A 24-year-old soldier named Vladimir put in a word: “What politicians are you talking about? Today two of our guys with guns can enter any minister’s office and decide politics in our people’s republic,” he said.

In spite of the divided opinions and controversial tensions among rebels, Russia has supplied food, gas, clothes and other goods to Donbas residents.
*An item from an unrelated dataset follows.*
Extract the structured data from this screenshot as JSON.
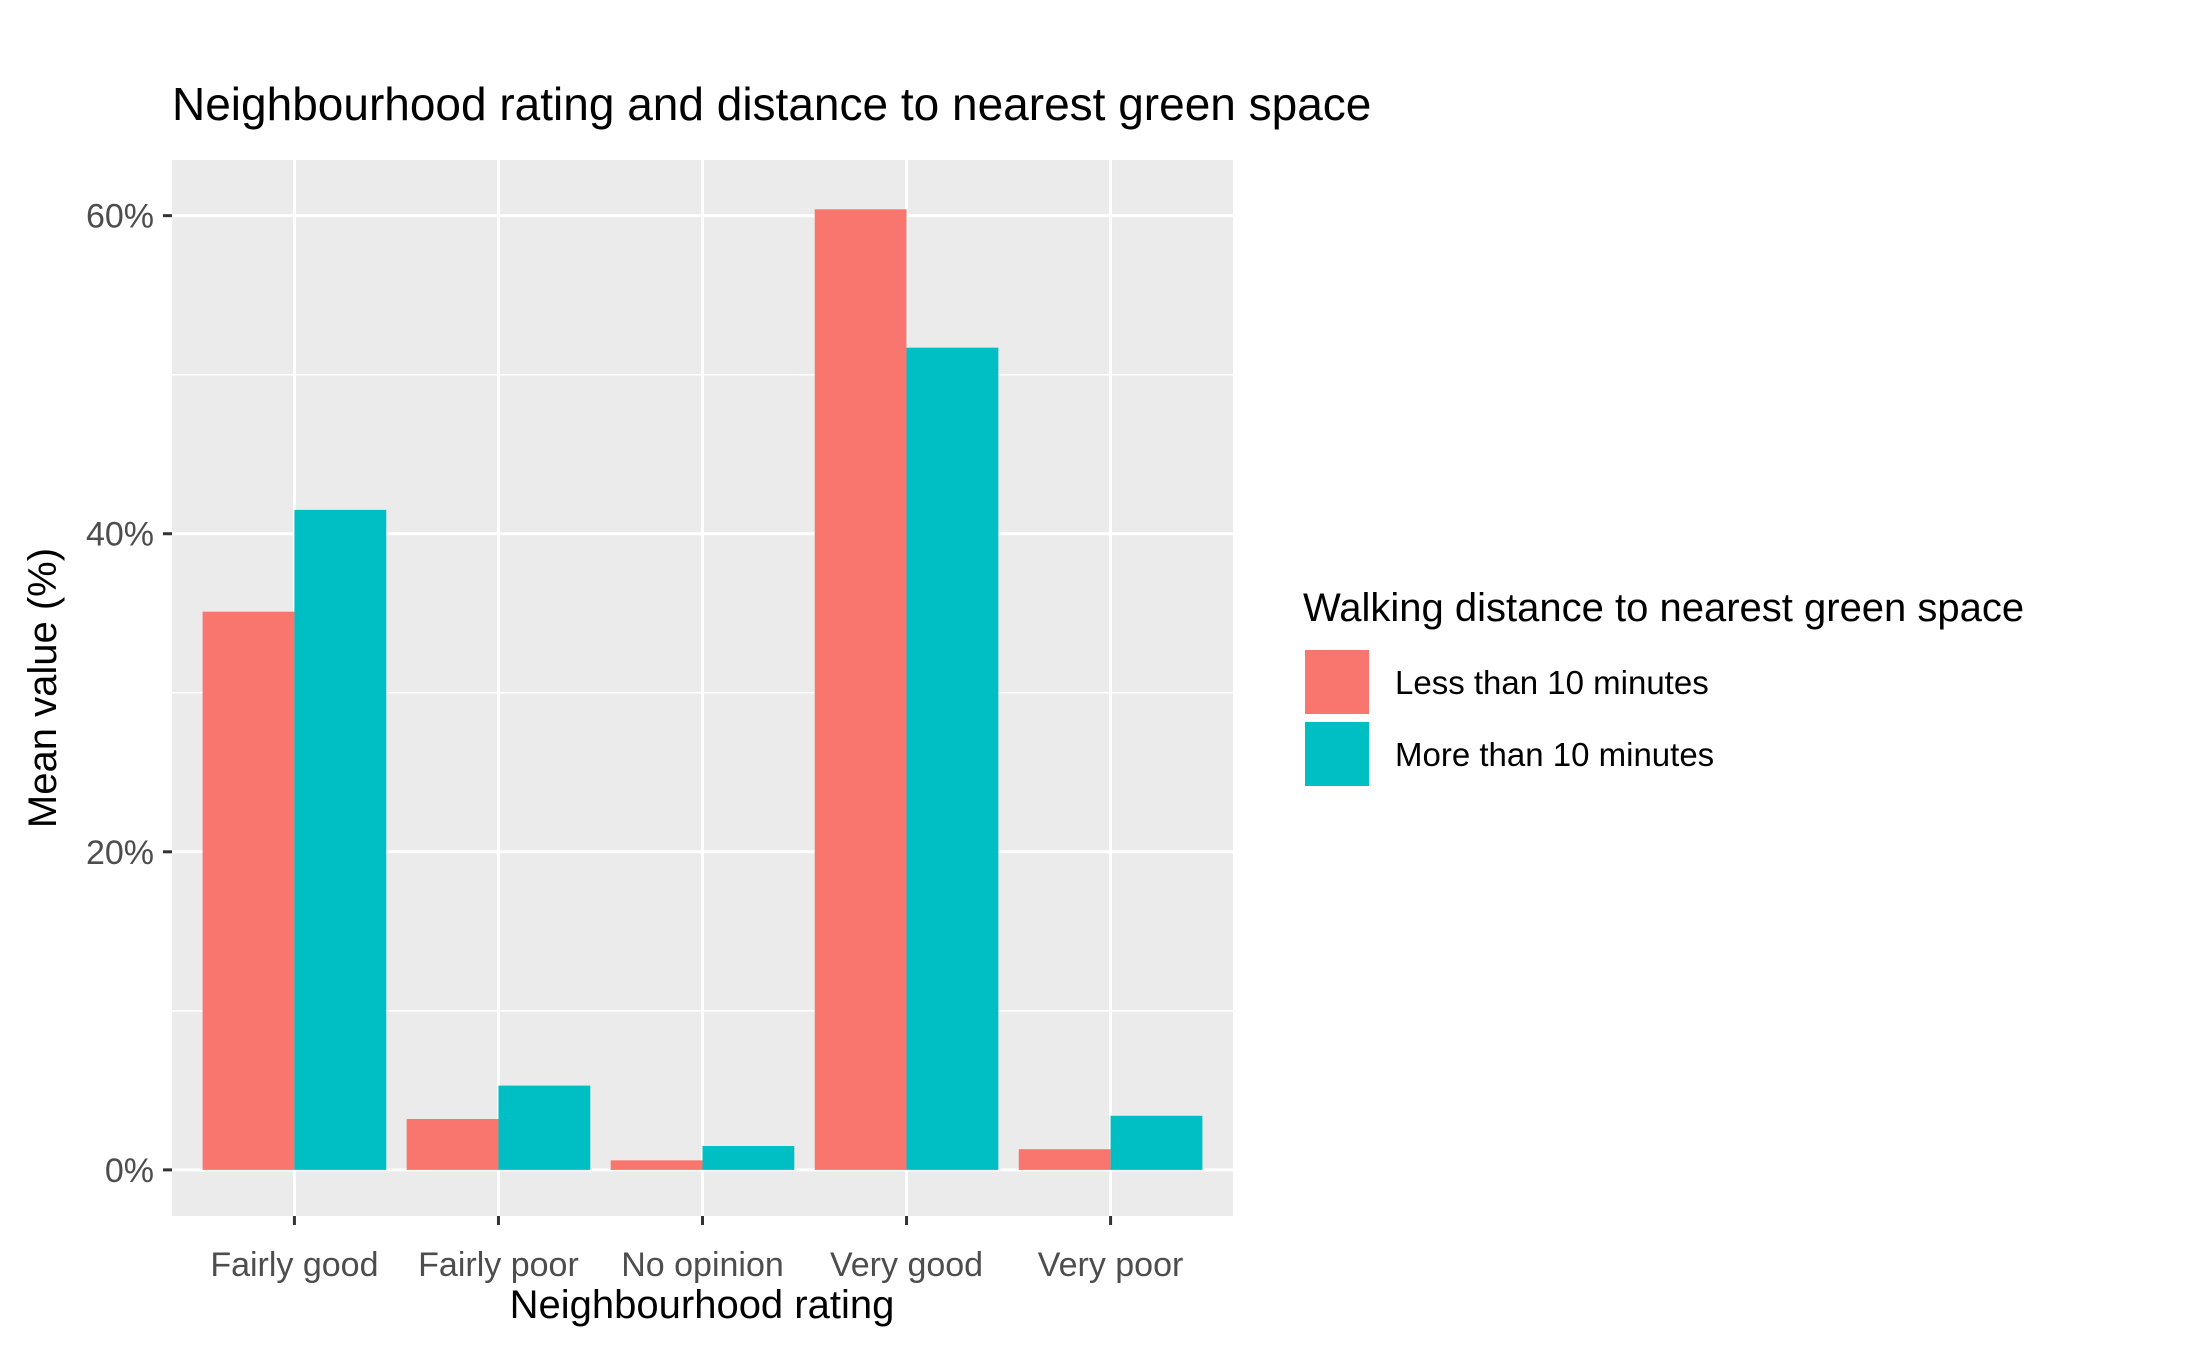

On July 16, a caravan of over 30 trucks with “Humanitarian Help from Russian Federation” written on their sides arrived in Donetsk; on Thursday, 100 more trucks loaded with over 1,000 tons of goods reached the border with the rebel controlled territories.

A special investigative report by the Russian RBK agency described the complicated subterfuge by which Russian money flowed to eastern Ukraine through South Ossetia, a breakaway Georgian republic that, unlike DPR, had accounts in Russian banks.
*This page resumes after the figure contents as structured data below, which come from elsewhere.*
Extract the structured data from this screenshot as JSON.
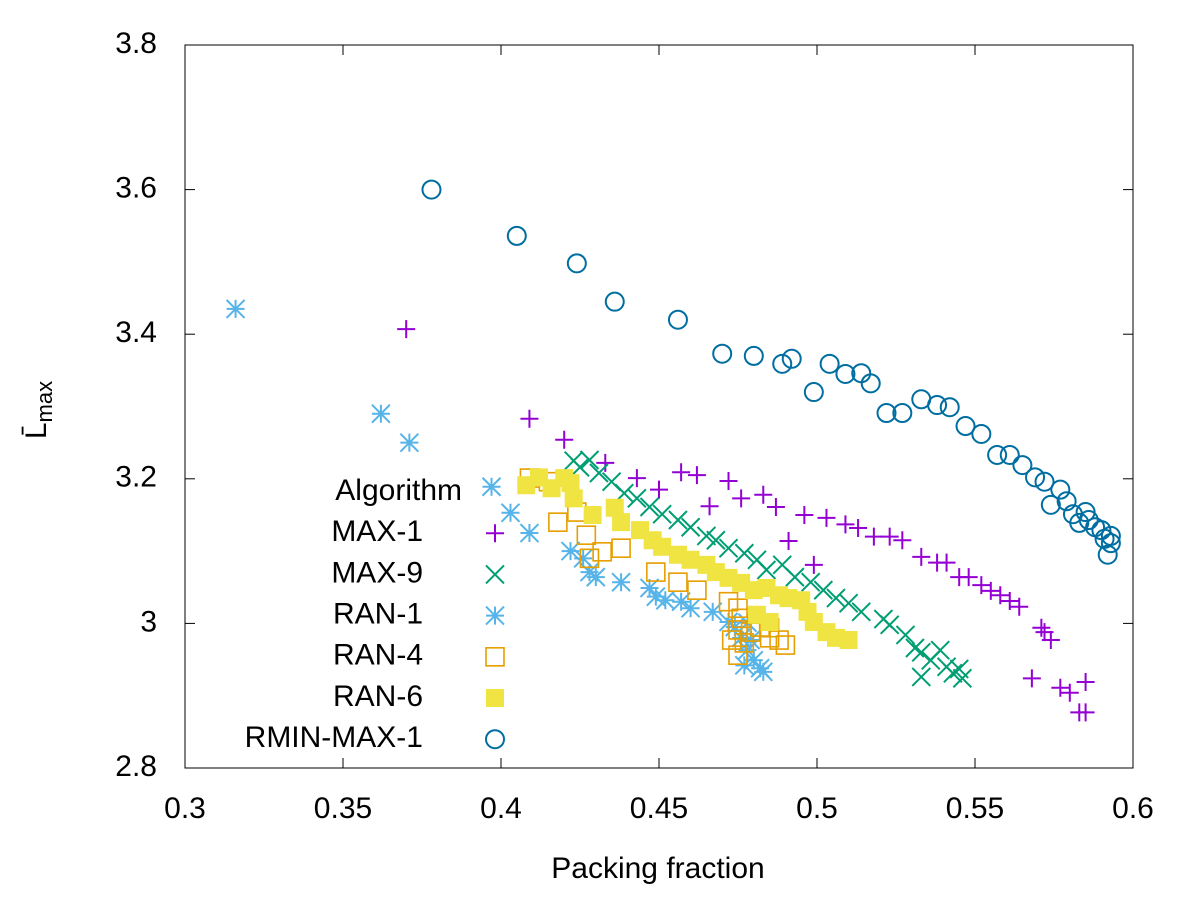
{
  "chart_data": {
    "type": "scatter",
    "xlabel": "Packing fraction",
    "ylabel": {
      "main": "L̄",
      "sub": "max"
    },
    "legend_title": "Algorithm",
    "legend": "bottom-left",
    "xlim": [
      0.3,
      0.6
    ],
    "xticks": [
      0.3,
      0.35,
      0.4,
      0.45,
      0.5,
      0.55,
      0.6
    ],
    "ylim": [
      2.8,
      3.8
    ],
    "yticks": [
      2.8,
      3,
      3.2,
      3.4,
      3.6,
      3.8
    ],
    "series": [
      {
        "name": "MAX-1",
        "color": "#9400d3",
        "marker": "plus",
        "x": [
          0.37,
          0.409,
          0.42,
          0.433,
          0.443,
          0.45,
          0.457,
          0.462,
          0.466,
          0.472,
          0.476,
          0.483,
          0.487,
          0.491,
          0.496,
          0.499,
          0.503,
          0.509,
          0.513,
          0.518,
          0.523,
          0.527,
          0.533,
          0.538,
          0.541,
          0.545,
          0.548,
          0.552,
          0.555,
          0.558,
          0.561,
          0.564,
          0.568,
          0.571,
          0.572,
          0.574,
          0.577,
          0.58,
          0.583,
          0.585,
          0.585
        ],
        "values": [
          3.407,
          3.283,
          3.254,
          3.222,
          3.201,
          3.185,
          3.209,
          3.205,
          3.162,
          3.197,
          3.173,
          3.178,
          3.161,
          3.114,
          3.15,
          3.081,
          3.146,
          3.137,
          3.132,
          3.12,
          3.12,
          3.115,
          3.092,
          3.084,
          3.084,
          3.064,
          3.064,
          3.053,
          3.045,
          3.039,
          3.031,
          3.023,
          2.924,
          2.994,
          2.988,
          2.977,
          2.911,
          2.904,
          2.877,
          2.919,
          2.877
        ]
      },
      {
        "name": "MAX-9",
        "color": "#009e73",
        "marker": "cross",
        "x": [
          0.423,
          0.425,
          0.428,
          0.431,
          0.435,
          0.439,
          0.443,
          0.447,
          0.451,
          0.456,
          0.46,
          0.465,
          0.468,
          0.472,
          0.477,
          0.481,
          0.484,
          0.489,
          0.493,
          0.498,
          0.502,
          0.506,
          0.51,
          0.514,
          0.521,
          0.523,
          0.528,
          0.531,
          0.533,
          0.536,
          0.533,
          0.539,
          0.541,
          0.543,
          0.546,
          0.545
        ],
        "values": [
          3.225,
          3.216,
          3.226,
          3.208,
          3.196,
          3.18,
          3.173,
          3.161,
          3.151,
          3.143,
          3.133,
          3.121,
          3.115,
          3.104,
          3.097,
          3.088,
          3.074,
          3.081,
          3.064,
          3.057,
          3.046,
          3.035,
          3.028,
          3.016,
          3.006,
          2.998,
          2.984,
          2.966,
          2.96,
          2.949,
          2.926,
          2.963,
          2.94,
          2.931,
          2.924,
          2.937
        ]
      },
      {
        "name": "RAN-1",
        "color": "#56b4e9",
        "marker": "asterisk",
        "x": [
          0.316,
          0.362,
          0.371,
          0.397,
          0.403,
          0.409,
          0.422,
          0.426,
          0.428,
          0.43,
          0.438,
          0.447,
          0.449,
          0.452,
          0.457,
          0.46,
          0.467,
          0.472,
          0.474,
          0.476,
          0.478,
          0.48,
          0.482,
          0.483,
          0.477,
          0.479,
          0.478
        ],
        "values": [
          3.435,
          3.29,
          3.25,
          3.189,
          3.153,
          3.125,
          3.1,
          3.09,
          3.071,
          3.064,
          3.057,
          3.049,
          3.037,
          3.032,
          3.03,
          3.021,
          3.016,
          3.002,
          2.995,
          2.98,
          2.963,
          2.949,
          2.938,
          2.933,
          2.942,
          2.977,
          3.001
        ]
      },
      {
        "name": "RAN-4",
        "color": "#e69f00",
        "marker": "square-open",
        "x": [
          0.409,
          0.415,
          0.418,
          0.424,
          0.427,
          0.428,
          0.432,
          0.438,
          0.449,
          0.456,
          0.462,
          0.472,
          0.475,
          0.476,
          0.475,
          0.477,
          0.473,
          0.475,
          0.479,
          0.482,
          0.485,
          0.488,
          0.49,
          0.485
        ],
        "values": [
          3.201,
          3.196,
          3.14,
          3.154,
          3.122,
          3.09,
          3.099,
          3.104,
          3.071,
          3.057,
          3.046,
          3.03,
          3.021,
          3.007,
          2.991,
          2.973,
          2.977,
          2.956,
          2.988,
          2.995,
          2.994,
          2.977,
          2.97,
          2.98
        ]
      },
      {
        "name": "RAN-6",
        "color": "#f0e442",
        "marker": "square-filled",
        "x": [
          0.408,
          0.412,
          0.416,
          0.42,
          0.422,
          0.423,
          0.429,
          0.436,
          0.438,
          0.444,
          0.448,
          0.451,
          0.456,
          0.46,
          0.465,
          0.468,
          0.472,
          0.476,
          0.48,
          0.484,
          0.488,
          0.491,
          0.495,
          0.497,
          0.499,
          0.503,
          0.506,
          0.51,
          0.481,
          0.485
        ],
        "values": [
          3.191,
          3.202,
          3.187,
          3.201,
          3.194,
          3.173,
          3.15,
          3.16,
          3.14,
          3.129,
          3.115,
          3.106,
          3.095,
          3.088,
          3.081,
          3.071,
          3.063,
          3.056,
          3.046,
          3.049,
          3.039,
          3.035,
          3.032,
          3.016,
          3.002,
          2.988,
          2.98,
          2.977,
          3.012,
          3.002
        ]
      },
      {
        "name": "RMIN-MAX-1",
        "color": "#006ea0",
        "marker": "circle-open",
        "x": [
          0.378,
          0.405,
          0.424,
          0.436,
          0.456,
          0.47,
          0.48,
          0.489,
          0.492,
          0.499,
          0.504,
          0.509,
          0.514,
          0.517,
          0.522,
          0.527,
          0.533,
          0.538,
          0.542,
          0.547,
          0.552,
          0.557,
          0.561,
          0.565,
          0.569,
          0.572,
          0.574,
          0.577,
          0.579,
          0.581,
          0.583,
          0.585,
          0.586,
          0.588,
          0.59,
          0.591,
          0.592,
          0.593,
          0.593
        ],
        "values": [
          3.6,
          3.536,
          3.498,
          3.445,
          3.42,
          3.373,
          3.37,
          3.359,
          3.366,
          3.32,
          3.359,
          3.345,
          3.346,
          3.332,
          3.291,
          3.291,
          3.31,
          3.302,
          3.299,
          3.273,
          3.262,
          3.233,
          3.233,
          3.219,
          3.202,
          3.196,
          3.164,
          3.185,
          3.169,
          3.151,
          3.139,
          3.154,
          3.143,
          3.133,
          3.129,
          3.117,
          3.095,
          3.121,
          3.111
        ]
      }
    ]
  }
}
Was Russian President Vladimir Putin’s strategy to back the breakaway republics, while expecting Ukraine to pay the pensions and other bills? If so, he miscalculated. Ukraine stopped paying salaries and pensions to the breakaway republics last summer and today the economy, political scandals and internal conflicts have become the Kremlin’s headache. To provide pensions for over one million retired people in the breakaway territory, Russia had to take a part of the money from its own budget.

In interviews with The Daily Beast, residents of Horlivka, Snizhnoye, Rassypnoye, and Grabovo complained about tiny pensions of about $25 to $30 a month.
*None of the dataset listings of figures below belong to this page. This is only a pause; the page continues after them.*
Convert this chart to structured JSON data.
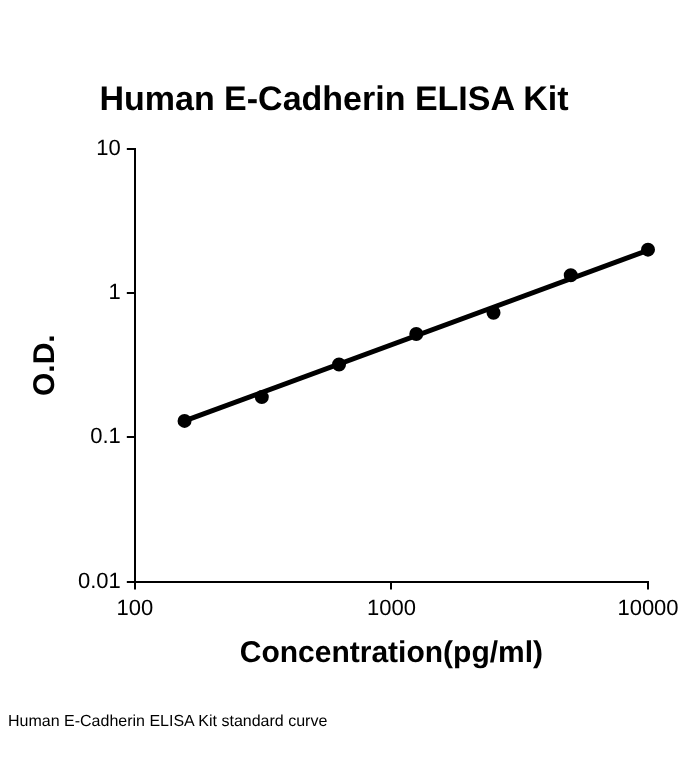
{
  "chart_data": {
    "type": "scatter",
    "title": "Human E-Cadherin ELISA Kit",
    "xlabel": "Concentration(pg/ml)",
    "ylabel": "O.D.",
    "log": "xy",
    "grid": false,
    "legend": false,
    "xlim": [
      100,
      10000
    ],
    "xticks": [
      100,
      1000,
      10000
    ],
    "ylim": [
      0.01,
      10
    ],
    "yticks": [
      0.01,
      0.1,
      1,
      10
    ],
    "series": [
      {
        "color": "#000000",
        "marker": "circle",
        "x": [
          156.25,
          312.5,
          625,
          1250,
          2500,
          5000,
          10000
        ],
        "values": [
          0.13,
          0.19,
          0.32,
          0.52,
          0.73,
          1.33,
          2.0
        ]
      },
      {
        "type": "line",
        "color": "#000000",
        "marker": "none",
        "line_style": "solid",
        "x": [
          156.25,
          10000
        ],
        "values": [
          0.13,
          1.98
        ]
      }
    ],
    "annotations": [
      "Human E-Cadherin ELISA Kit standard curve"
    ]
  }
}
There is also a dramatic shortage of medicine, and speculators bringing medicine from Russia or Ukraine sell it at prices that local pensioners can’t afford.

Enrique Menendez, a participant in the Responsible Citizens volunteer movement, , told The Daily Beast that many babies born in Donetsk are premature and need special medicines, but “at the moment there are only four boxes of medicine for premature babies left in all of Donetsk, while we need at least ten boxes.” Patients with diabetes cannot buy insulin inside the DPR. A recent United Nations report noted that 8,000 HIV patients have been left without medicine.

Russian officials, including Foreign Minister Sergei Lavrov, have pointed out again and again that Russia does not have the money to feed Donbas and that the breakaway territories were Ukraine’s responsibility.

So, who would supply medicine to millions of people in rebel republics of Luhansk and Donetsk? Donbas should not expect much from Russia on that front. Its own pharmaceutical market depends on for foreign producers who demand payment from dwindingly supplies of foreign currency.

In fact, Russia does not have enough money left to feed itself: on Wednesday, Prime Minister Dmitry Medvedev admitted that there was no money left in Russia’s budget to support 94 so-called "crisis cities" dependent on single industries; about 19 million Russians live in these one-factory towns now without support programs.

Maybe the Kremlin should have thought a year ago whether Russia was prosperous enough for a foreign policy that leaves neighboring areas expecting support from Moscow.

“Very soon crowds of angry Russians will blame the Kremlin for annexing Crimea and backing Donbas while Russia itself is desperate and hungry,” Timur Olevsky of Rain TV told The Daily Beast. “Under new regulations, Russian law enforcement will have a right to shoot at protesters,” he suggested.